Mas, o que se passa quando um punhado à parte do nosso Cassoulet tem um sabor ácido, que não se identifica com o sabor de agrado geral?! É a mesma pergunta que se faz quando surge a Lei 6.613/2013 do Estado do Rio de Janeiro, instituindo o Livro de Reclamações de forma obrigatória e destoando da homogeneidade do prato nacional. Toda lei regional ou local que verse sobre assunto da competência legislativa da União agride a saliva e a unidade federativa.

Não se trata de um gosto apimentado de que somente um dos que se servirem pode provar. Se é matéria consumerista, não se pode usurpar a colher da mão do cozinheiro. Ainda mais quando a exigência da “existência e disponibilização do Livro de Reclamações em todos os estabelecimentos de fornecimento de bens ou prestação de serviços sujeitos ao Código de Defesa do Consumidor” fere a liberdade da atividade econômica sob os aspectos da adequação, necessidade e proporcionalidade, bastando consultar a maior enciclopédia de receitas, em seus arts. 24, caput, V, e parágrafo 2º, e 170, parágrafo único.

Não que o Cassoulet à la brasileira seja o prato dos sonhos.
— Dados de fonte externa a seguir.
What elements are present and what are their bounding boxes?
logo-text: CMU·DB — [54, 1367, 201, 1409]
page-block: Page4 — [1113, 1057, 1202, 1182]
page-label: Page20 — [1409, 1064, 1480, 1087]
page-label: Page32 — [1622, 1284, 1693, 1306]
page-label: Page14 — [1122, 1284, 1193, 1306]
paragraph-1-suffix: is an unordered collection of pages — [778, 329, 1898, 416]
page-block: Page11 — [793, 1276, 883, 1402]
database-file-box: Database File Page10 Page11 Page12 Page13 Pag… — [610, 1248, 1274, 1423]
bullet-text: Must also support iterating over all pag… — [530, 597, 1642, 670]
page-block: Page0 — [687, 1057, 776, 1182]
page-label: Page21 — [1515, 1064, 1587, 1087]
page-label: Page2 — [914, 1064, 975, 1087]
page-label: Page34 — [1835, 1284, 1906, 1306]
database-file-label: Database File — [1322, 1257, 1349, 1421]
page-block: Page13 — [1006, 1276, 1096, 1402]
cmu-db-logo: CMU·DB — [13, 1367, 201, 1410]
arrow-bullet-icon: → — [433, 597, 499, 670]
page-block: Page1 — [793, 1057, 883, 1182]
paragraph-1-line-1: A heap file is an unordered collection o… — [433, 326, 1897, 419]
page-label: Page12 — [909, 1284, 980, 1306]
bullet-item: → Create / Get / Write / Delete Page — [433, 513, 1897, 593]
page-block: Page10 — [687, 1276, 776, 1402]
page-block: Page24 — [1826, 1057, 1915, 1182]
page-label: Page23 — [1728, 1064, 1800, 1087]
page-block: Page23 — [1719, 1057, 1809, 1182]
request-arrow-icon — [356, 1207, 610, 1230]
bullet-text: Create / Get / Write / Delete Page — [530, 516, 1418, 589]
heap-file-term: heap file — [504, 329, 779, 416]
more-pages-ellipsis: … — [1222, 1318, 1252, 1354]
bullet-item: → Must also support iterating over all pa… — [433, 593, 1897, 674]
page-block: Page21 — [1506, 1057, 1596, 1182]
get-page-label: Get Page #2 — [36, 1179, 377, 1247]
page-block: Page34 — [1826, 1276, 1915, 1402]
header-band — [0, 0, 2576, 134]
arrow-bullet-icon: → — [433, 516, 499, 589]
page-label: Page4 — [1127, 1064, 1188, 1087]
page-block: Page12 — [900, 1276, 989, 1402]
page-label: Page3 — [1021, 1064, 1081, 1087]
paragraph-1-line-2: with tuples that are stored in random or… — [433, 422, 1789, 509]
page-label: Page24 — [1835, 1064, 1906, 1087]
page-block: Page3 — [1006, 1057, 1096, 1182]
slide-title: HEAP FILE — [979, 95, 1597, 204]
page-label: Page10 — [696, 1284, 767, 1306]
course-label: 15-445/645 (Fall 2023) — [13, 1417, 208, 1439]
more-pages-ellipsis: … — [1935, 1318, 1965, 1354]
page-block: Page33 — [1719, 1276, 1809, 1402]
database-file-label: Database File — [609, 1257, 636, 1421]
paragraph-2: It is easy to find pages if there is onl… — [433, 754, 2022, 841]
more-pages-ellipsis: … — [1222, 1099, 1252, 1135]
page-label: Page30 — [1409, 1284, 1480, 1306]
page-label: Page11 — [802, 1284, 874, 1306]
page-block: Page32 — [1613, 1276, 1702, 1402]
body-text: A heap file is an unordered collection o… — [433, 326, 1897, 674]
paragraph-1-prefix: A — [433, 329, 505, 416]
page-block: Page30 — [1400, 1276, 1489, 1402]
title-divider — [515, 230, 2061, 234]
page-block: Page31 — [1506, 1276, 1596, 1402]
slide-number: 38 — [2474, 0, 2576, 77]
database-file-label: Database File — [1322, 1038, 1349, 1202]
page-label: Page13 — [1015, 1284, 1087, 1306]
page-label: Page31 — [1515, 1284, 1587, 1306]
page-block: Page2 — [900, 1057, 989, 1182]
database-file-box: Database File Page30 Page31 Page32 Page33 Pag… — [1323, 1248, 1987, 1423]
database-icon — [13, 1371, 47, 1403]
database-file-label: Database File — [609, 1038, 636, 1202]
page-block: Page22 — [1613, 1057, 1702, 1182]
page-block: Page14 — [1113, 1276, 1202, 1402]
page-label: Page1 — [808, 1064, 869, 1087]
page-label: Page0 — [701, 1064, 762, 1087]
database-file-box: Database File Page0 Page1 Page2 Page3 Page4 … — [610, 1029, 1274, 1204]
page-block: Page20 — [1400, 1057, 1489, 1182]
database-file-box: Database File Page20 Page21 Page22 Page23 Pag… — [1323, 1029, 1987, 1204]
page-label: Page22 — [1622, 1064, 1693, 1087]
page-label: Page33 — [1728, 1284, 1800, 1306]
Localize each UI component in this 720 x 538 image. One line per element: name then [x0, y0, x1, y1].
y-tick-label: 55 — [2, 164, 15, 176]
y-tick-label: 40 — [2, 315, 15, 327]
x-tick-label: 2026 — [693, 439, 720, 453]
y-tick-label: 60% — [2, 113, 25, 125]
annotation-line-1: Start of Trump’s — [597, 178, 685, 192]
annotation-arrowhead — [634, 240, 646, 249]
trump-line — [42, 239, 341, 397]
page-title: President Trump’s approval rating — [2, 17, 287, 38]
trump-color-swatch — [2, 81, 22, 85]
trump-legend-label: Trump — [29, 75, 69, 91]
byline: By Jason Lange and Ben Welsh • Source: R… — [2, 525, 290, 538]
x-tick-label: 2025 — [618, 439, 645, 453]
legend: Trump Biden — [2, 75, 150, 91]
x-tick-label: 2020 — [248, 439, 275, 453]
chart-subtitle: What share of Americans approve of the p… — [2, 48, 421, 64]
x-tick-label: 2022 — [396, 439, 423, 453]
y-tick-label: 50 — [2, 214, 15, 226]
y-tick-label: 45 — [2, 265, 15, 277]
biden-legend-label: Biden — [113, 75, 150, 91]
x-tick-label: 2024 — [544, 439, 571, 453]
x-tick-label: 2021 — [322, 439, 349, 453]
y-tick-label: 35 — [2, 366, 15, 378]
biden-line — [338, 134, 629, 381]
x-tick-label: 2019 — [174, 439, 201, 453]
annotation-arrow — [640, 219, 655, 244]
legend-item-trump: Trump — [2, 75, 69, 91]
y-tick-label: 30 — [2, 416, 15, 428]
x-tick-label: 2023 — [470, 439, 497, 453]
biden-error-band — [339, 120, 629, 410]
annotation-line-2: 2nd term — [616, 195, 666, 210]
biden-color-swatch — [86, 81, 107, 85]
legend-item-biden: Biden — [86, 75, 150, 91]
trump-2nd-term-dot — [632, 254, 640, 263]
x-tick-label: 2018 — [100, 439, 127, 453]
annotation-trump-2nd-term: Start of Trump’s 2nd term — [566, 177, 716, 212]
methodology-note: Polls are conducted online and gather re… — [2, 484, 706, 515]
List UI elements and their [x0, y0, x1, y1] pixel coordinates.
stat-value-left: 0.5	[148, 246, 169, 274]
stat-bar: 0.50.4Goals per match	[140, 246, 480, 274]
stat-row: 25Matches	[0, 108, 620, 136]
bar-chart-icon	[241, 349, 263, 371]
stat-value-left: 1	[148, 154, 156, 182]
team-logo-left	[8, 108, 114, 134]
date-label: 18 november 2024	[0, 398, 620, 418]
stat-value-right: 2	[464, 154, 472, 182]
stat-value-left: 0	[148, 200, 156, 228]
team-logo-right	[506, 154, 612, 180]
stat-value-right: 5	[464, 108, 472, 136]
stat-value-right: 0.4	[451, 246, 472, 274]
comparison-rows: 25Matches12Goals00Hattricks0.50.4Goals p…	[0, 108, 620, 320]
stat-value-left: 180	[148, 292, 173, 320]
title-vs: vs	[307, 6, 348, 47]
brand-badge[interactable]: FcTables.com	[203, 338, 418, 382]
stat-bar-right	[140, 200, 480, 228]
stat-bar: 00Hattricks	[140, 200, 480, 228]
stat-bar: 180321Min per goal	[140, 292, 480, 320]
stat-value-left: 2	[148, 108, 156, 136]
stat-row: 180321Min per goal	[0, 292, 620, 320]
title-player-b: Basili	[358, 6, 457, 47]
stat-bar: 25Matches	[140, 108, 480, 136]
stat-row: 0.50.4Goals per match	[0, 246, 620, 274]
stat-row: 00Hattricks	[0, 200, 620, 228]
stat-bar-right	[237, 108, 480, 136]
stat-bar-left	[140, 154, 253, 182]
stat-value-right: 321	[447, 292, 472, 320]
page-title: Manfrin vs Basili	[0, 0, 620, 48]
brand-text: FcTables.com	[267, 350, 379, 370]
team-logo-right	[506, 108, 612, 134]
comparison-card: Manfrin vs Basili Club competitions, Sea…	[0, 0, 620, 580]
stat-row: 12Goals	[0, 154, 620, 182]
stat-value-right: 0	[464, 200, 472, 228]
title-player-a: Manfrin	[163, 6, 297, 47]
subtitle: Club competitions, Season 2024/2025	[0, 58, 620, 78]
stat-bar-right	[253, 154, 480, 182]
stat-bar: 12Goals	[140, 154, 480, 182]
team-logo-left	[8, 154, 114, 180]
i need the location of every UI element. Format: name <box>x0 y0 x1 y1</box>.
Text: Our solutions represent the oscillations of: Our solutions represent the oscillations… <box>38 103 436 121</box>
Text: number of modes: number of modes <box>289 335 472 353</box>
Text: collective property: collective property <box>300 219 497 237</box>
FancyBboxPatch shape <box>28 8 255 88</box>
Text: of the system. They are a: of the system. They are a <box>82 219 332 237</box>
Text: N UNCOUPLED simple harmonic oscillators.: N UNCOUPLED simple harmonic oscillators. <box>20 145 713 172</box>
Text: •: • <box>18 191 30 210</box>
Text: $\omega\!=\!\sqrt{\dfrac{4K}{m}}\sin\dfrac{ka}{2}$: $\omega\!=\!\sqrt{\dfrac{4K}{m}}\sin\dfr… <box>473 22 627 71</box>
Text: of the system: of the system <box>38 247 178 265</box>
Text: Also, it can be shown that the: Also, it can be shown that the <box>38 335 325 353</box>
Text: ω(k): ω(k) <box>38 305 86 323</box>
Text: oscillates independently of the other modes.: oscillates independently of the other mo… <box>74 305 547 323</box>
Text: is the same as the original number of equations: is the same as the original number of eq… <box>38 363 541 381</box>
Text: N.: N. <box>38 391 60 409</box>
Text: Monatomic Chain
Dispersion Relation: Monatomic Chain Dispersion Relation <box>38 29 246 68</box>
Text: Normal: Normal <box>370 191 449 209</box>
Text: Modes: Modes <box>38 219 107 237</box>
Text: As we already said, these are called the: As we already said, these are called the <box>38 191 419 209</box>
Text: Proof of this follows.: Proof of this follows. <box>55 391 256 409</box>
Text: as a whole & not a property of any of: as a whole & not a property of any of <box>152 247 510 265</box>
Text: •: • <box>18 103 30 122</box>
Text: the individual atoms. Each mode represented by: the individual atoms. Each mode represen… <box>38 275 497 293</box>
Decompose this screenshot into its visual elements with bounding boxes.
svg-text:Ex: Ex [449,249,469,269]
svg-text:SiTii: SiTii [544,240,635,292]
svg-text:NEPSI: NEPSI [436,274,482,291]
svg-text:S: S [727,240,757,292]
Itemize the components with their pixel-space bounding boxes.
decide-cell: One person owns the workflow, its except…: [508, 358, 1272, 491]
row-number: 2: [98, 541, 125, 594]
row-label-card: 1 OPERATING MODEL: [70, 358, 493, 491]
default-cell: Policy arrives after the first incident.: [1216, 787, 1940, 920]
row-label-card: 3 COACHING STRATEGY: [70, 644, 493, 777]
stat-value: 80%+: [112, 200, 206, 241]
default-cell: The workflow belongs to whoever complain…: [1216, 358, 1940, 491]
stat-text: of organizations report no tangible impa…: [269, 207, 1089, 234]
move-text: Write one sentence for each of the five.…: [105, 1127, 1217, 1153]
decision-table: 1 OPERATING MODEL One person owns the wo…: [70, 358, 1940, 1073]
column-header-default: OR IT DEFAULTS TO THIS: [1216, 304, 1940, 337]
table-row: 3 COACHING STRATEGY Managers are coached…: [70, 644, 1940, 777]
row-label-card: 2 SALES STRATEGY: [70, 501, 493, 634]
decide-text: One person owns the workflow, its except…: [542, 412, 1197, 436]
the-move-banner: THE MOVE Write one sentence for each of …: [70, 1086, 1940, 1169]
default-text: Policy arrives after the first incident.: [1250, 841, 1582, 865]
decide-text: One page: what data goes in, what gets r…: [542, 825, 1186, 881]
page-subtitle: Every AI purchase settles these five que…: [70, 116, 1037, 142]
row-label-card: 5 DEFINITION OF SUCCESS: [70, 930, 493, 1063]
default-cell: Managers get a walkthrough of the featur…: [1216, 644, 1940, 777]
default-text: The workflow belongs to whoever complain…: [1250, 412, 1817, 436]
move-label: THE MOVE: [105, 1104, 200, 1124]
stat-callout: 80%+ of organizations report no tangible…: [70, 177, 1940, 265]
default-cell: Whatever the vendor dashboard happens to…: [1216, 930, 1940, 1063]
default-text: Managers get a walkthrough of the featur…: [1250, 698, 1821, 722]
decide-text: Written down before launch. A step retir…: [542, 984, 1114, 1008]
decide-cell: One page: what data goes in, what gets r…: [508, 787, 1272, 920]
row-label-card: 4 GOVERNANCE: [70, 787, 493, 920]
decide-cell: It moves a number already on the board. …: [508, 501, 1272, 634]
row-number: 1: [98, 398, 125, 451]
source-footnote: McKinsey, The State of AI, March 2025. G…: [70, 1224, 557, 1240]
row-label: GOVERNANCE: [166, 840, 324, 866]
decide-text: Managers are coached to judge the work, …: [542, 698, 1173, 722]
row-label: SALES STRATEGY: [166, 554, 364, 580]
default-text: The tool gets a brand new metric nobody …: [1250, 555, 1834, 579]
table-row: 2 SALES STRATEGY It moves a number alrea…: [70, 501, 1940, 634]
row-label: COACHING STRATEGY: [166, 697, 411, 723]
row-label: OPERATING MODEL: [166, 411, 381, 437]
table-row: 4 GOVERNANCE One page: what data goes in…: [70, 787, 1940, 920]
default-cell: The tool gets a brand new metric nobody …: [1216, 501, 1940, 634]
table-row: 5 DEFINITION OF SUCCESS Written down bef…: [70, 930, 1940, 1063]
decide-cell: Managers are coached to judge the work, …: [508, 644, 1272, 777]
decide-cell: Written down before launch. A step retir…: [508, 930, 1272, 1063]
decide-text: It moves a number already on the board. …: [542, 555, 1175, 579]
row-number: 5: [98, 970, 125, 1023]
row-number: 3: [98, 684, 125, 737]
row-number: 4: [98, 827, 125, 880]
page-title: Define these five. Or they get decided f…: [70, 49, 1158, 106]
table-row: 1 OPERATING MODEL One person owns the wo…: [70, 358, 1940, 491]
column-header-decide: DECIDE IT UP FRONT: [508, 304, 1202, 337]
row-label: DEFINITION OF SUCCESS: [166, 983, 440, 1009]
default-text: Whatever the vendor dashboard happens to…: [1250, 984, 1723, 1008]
Seu preparo não é o ideal, nem o mais justo. Sua receita é mais humana que divina. Mas uma pitada de vinagre inconstitucional azeda toda a arte culinária!

Jurista, articulista e cronista jurídico. Pensador nas horas vagas.

7 comentários

  1. Salivei intensamente até encontrar o gosto ácido da comida. Saborei, contudo, mas um brilhante artigo, extremamente bem temperado. Brilliant!

  2. Vou por uma pimenta de discórdia. Se prestarem muita atenção ao sabor desse ingrediente desagregador, vão perceber que ele não muda o sabor do prato. O que me parece é que o tal sabor amargo é precipitação proposital do chef, preocupado com o risco dele perder o monopólio da receita. Claro que a técnica é dele, mas esse ingredientezinho, na verdade, não muda o sabor do prato e nem tira do chef o controle da cozinha.

    • Na verdade, não é a primeira vez que colocam a colher na mistura do chef. E ele precisa agir antes que o preparo desande e chegue ao ponto de cada ingrediente seguir para o lado que quiser, azedando o Brasil de vez!
      O cozinheiro tem meios de assim o fazer para o bem da constitucionalidade do prato.